Why do athletes bonk?

The short answer is that having sex refers to low blood sugar (hypoglycemia) and simply running out of fuel for the body and brain. When your body stops in the middle of the race, it's called a “catch”. When scientists debate causes, it's called a food fight. Here's everything you need to know.

Often, people associate the word bonk with hitting the wall during resistance events. For endurance athletes, it's a sudden and overwhelming feeling of running out of energy. You were running or riding at what seemed like a manageable pace, and then, apparently, without warning, your legs turned to cement. With heavy legs, a feeling of fatigue all over the body, and sometimes dizziness, you are forced to stop.

Bonking is a common term for functional glycogen depletion, caused by exercise. In other words, it is the condition in which muscles run out of fuel, with profound effects on performance and well-being. Hitting or hitting the wall is reaching a point of exhaustion where you experience a sudden or dramatic reduction in your pace. It is exhaustion of the mind, body and soul.

To see if the brain is to blame for the catch, the scientists had the athletes exercise until they thought they had hit the wall. Recently, interest has increased in the ability to “train the gut” to absorb more carbohydrates during exercise, with reports of some elite athletes eating more than 100 g of carbohydrates per hour.

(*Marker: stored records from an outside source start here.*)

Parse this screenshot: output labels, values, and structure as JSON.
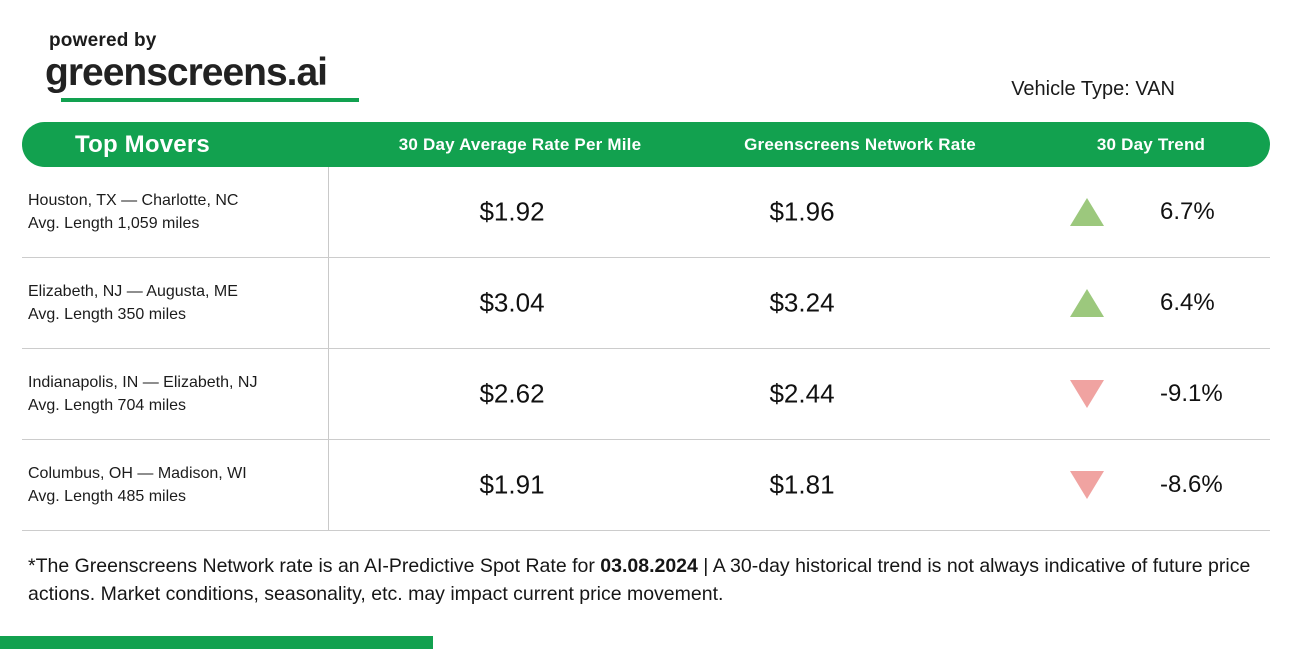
{
  "branding": {
    "powered_by": "powered by",
    "logo_text": "greenscreens.ai"
  },
  "meta": {
    "vehicle_type": "Vehicle Type: VAN"
  },
  "table": {
    "title": "Top Movers",
    "columns": {
      "avg_rate": "30 Day Average Rate Per Mile",
      "network_rate": "Greenscreens Network Rate",
      "trend": "30 Day Trend"
    },
    "rows": [
      {
        "route": "Houston, TX — Charlotte, NC",
        "avg_length": "Avg. Length 1,059 miles",
        "avg_rate": "$1.92",
        "network_rate": "$1.96",
        "trend_direction": "up",
        "trend_value": "6.7%"
      },
      {
        "route": "Elizabeth, NJ — Augusta, ME",
        "avg_length": "Avg. Length 350 miles",
        "avg_rate": "$3.04",
        "network_rate": "$3.24",
        "trend_direction": "up",
        "trend_value": "6.4%"
      },
      {
        "route": "Indianapolis, IN — Elizabeth, NJ",
        "avg_length": "Avg. Length 704 miles",
        "avg_rate": "$2.62",
        "network_rate": "$2.44",
        "trend_direction": "down",
        "trend_value": "-9.1%"
      },
      {
        "route": "Columbus, OH — Madison, WI",
        "avg_length": "Avg. Length 485 miles",
        "avg_rate": "$1.91",
        "network_rate": "$1.81",
        "trend_direction": "down",
        "trend_value": "-8.6%"
      }
    ]
  },
  "footer": {
    "disclaimer_prefix": "*The Greenscreens Network rate is an AI-Predictive Spot Rate for ",
    "date": "03.08.2024",
    "disclaimer_suffix": " | A 30-day historical trend is not always indicative of future price actions. Market conditions, seasonality, etc. may impact current price movement."
  },
  "colors": {
    "brand_green": "#12a14f",
    "trend_up": "#9cc87d",
    "trend_down": "#f0a3a1"
  }
}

Therefore, it is not surprising that this is a relatively common practice that athletes must perform before making longer and harder efforts. One of the first instances of the term athletic bonk comes from a film produced by British Transport Films in the mid-1950s in which cyclists noticed that if they didn't rest and eat, they would hit each other.

Experimenting with different types of carbohydrates and intake rates is something that most elite athletes spend a decent amount of time on in an attempt to improve at maintaining high energy productions for hours on end. Sarah is also a nutrition consultant and writes the Bucket List Tummy blog, sharing posts on nutrition, healthy family recipes, and running tips. Sarah also owns the Nutrition For Running blog and co-hosts the Nail Your Nutrition podcast, which focuses on evidence-based nutrition advice for athletes. Then came the much more pressing question: did you do the same during a race, when athletes need the glycogen-sparing effects of rapid replenishment.

Dolores Blicker
Dolores Blicker

Devoted foodaholic. Bacon scholar. Hipster-friendly coffee junkie. Friendly social media expert. Total web enthusiast. Professional zombie maven.